Parallel Scraping with ScraperUtils

This guide shows how to parallelize your multi-authority scraper to significantly reduce run times.

When to Use Parallel Scraping

Use parallel scraping when:

  • You have 10+ authorities taking significant time each
  • Authorities are independent (no shared state)
  • You want to reduce total scraper run time from hours to minutes

Installation

Add the parallel gem to your Gemfile:

gem "scraperwiki", git: "https://github.com/openaustralia/scraperwiki-ruby.git", branch: "morph_defaults"
gem 'scraper_utils'
gem 'parallel'  # Add this line

Modified Scraper Implementation

See example_parallel_scraper.rb as an example of how to convert your existing scraper to use parallel processing.

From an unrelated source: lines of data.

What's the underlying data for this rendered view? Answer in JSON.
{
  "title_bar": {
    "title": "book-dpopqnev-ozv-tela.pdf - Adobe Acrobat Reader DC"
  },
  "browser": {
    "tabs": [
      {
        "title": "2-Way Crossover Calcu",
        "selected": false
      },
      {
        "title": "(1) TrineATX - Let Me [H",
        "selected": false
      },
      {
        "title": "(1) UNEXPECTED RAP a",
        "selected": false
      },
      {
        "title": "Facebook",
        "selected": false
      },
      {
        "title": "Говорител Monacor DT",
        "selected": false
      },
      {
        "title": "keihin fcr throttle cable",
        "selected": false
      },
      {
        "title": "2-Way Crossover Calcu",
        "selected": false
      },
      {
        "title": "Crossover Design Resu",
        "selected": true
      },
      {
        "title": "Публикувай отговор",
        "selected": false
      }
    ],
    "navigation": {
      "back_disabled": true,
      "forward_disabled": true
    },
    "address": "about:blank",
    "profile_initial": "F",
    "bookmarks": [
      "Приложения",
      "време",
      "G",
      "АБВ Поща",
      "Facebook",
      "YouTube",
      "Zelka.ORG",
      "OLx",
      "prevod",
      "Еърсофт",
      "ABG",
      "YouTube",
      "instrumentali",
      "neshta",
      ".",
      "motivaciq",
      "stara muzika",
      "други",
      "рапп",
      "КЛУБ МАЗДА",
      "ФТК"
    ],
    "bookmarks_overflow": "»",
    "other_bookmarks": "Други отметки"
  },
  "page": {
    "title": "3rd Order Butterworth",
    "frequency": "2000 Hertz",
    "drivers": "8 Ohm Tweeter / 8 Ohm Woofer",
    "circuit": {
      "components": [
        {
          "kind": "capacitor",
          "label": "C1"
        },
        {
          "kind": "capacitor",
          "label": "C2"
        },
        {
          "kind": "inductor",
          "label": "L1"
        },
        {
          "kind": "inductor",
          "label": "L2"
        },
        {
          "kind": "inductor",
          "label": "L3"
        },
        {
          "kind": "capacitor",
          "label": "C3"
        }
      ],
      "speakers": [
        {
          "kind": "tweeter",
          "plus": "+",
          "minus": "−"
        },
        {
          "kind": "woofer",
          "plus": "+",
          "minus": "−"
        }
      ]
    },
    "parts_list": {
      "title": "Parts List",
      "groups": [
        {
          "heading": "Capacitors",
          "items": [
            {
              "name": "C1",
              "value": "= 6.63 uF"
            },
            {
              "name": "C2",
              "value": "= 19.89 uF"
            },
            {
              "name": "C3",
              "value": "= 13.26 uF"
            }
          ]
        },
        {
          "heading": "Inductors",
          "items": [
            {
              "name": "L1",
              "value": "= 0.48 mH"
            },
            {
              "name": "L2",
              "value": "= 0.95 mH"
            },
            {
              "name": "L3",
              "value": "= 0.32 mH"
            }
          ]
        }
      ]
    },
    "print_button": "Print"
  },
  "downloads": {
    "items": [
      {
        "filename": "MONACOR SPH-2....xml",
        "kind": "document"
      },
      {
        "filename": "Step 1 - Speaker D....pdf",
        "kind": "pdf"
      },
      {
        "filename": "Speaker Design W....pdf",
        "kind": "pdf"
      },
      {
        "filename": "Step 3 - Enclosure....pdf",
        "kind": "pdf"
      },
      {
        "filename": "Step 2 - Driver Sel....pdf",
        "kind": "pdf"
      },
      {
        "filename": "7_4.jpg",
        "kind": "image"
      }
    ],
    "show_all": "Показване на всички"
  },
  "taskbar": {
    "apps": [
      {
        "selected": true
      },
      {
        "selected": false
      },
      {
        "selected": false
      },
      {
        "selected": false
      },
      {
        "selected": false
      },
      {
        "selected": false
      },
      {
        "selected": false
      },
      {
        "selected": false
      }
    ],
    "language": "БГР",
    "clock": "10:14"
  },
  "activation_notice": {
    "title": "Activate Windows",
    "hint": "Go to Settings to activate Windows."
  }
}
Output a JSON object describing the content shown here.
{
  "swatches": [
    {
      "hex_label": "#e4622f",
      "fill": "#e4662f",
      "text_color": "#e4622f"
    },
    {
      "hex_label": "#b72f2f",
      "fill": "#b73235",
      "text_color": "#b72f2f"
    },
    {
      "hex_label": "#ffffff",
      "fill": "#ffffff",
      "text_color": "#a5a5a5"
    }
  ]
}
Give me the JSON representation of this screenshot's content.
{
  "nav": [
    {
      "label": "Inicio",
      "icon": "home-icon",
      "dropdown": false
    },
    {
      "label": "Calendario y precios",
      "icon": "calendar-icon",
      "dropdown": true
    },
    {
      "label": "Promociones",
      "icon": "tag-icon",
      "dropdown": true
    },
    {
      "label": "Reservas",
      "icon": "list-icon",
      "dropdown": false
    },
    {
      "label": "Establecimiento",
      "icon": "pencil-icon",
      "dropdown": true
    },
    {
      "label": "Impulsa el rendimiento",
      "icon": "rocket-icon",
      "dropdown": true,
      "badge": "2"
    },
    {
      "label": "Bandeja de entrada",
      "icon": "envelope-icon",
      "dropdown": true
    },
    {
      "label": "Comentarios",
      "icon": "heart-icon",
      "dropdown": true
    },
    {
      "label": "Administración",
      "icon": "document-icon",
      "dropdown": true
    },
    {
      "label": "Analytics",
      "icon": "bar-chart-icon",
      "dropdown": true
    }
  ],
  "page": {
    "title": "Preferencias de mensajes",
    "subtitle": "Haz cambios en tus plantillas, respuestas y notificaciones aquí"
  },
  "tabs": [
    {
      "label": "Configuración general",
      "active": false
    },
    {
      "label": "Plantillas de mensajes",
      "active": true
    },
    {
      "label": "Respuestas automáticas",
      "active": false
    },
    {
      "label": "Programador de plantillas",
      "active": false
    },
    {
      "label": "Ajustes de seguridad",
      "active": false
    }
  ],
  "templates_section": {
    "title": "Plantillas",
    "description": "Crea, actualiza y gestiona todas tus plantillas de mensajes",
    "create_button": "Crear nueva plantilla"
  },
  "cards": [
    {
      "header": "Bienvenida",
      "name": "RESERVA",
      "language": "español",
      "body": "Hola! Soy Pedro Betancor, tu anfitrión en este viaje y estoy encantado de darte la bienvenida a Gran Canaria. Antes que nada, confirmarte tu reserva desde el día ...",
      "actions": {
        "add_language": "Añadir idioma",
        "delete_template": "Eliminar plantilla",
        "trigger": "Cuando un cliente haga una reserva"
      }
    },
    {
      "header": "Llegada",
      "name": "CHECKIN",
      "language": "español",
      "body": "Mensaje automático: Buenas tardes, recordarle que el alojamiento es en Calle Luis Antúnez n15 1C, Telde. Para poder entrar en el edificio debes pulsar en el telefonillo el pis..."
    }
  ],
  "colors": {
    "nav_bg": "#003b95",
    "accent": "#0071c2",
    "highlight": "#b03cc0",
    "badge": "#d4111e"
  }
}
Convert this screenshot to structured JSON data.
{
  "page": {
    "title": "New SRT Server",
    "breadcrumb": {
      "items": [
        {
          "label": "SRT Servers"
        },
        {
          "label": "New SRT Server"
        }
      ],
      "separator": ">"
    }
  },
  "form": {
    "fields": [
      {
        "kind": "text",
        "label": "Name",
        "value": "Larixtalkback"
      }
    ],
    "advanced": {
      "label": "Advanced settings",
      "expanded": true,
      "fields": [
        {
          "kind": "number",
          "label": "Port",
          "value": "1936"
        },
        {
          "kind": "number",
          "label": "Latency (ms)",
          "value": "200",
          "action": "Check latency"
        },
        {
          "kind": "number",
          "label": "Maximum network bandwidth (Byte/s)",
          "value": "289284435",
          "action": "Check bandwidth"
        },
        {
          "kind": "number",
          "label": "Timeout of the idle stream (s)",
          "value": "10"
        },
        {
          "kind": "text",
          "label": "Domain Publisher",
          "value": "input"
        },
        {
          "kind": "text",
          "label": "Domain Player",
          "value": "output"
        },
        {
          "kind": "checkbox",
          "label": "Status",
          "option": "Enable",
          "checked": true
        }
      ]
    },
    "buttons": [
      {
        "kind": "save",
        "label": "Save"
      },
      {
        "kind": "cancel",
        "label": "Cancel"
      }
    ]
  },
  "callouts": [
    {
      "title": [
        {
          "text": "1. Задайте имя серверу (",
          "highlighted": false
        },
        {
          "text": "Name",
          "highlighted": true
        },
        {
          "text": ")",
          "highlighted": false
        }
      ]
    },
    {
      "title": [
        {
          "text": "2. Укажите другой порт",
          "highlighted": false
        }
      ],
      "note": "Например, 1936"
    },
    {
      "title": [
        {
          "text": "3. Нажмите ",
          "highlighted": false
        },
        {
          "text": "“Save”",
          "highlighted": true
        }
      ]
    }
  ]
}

Key Changes from Sequential Version

  1. Added parallel gem to Gemfile
  2. Split scraping logic into scrape_authority (single authority) and scrape_parallel (coordinator)
  3. Enable collection mode with ScraperUtils::DbUtils.collect_saves! in each subprocess
  4. Return results as [authority_label, saves, unprocessable, exception] from each subprocess
  5. Save in main process to avoid SQLite locking issues
  6. Preserve error handling: UnprocessableRecord exceptions logged but don't re-raise

Configuration Options

Process Count

Control the number of parallel processes:

# In code
process_count = (ENV['MORPH_PROCESSES'] || Etc.nprocessors * 2).to_i
Scraper.run(authorities, process_count: process_count)

# Via environment variable
export MORPH_PROCESSES=6

Start with 4 processes and adjust based on:

  • Available CPU cores
  • Memory usage
  • Network bandwidth
  • Target site responsiveness

Environment Variables

All existing environment variables work unchanged:

  • MORPH_AUTHORITIES - filter authorities
  • MORPH_EXPECT_BAD - expected bad authorities
  • DEBUG - debugging output
  • MORPH_PROCESSES - number of parallel processes

Performance Expectations

Typical performance improvements:

  • 4 processes: 3-4x faster
  • 8 processes: 6-7x faster (if you have the cores/bandwidth)
  • Diminishing returns beyond 8 processes for most scrapers

Example: 20 authorities × 6 minutes each = 2 hours sequential → 30 minutes with 4 processes

Debugging Parallel Scrapers

  1. Test with 1 process first: process_count: 1 to isolate logic issues
  2. Check individual authorities: Use MORPH_AUTHORITIES=problematic_auth
  3. Monitor resource usage: Watch CPU, memory, and network during runs
  4. Enable debugging: DEBUG=1 works in all processes

Limitations

  • Shared state: Each process is isolated - no shared variables between authorities
  • Memory usage: Each process uses full memory - monitor total usage
  • Database locking: Only the main process writes to SQLite (by design)
  • Error handling: Exceptions in one process don't affect others

Migration from Sequential

Your existing scraper logic requires minimal changes:

  1. Extract single-authority logic into separate method
  2. Add collect_saves! call at start of each subprocess
  3. Return collected saves instead of direct database writes
  4. Use Parallel.map instead of each for authorities

The core scraping logic in YourScraper.scrape remains completely unchanged.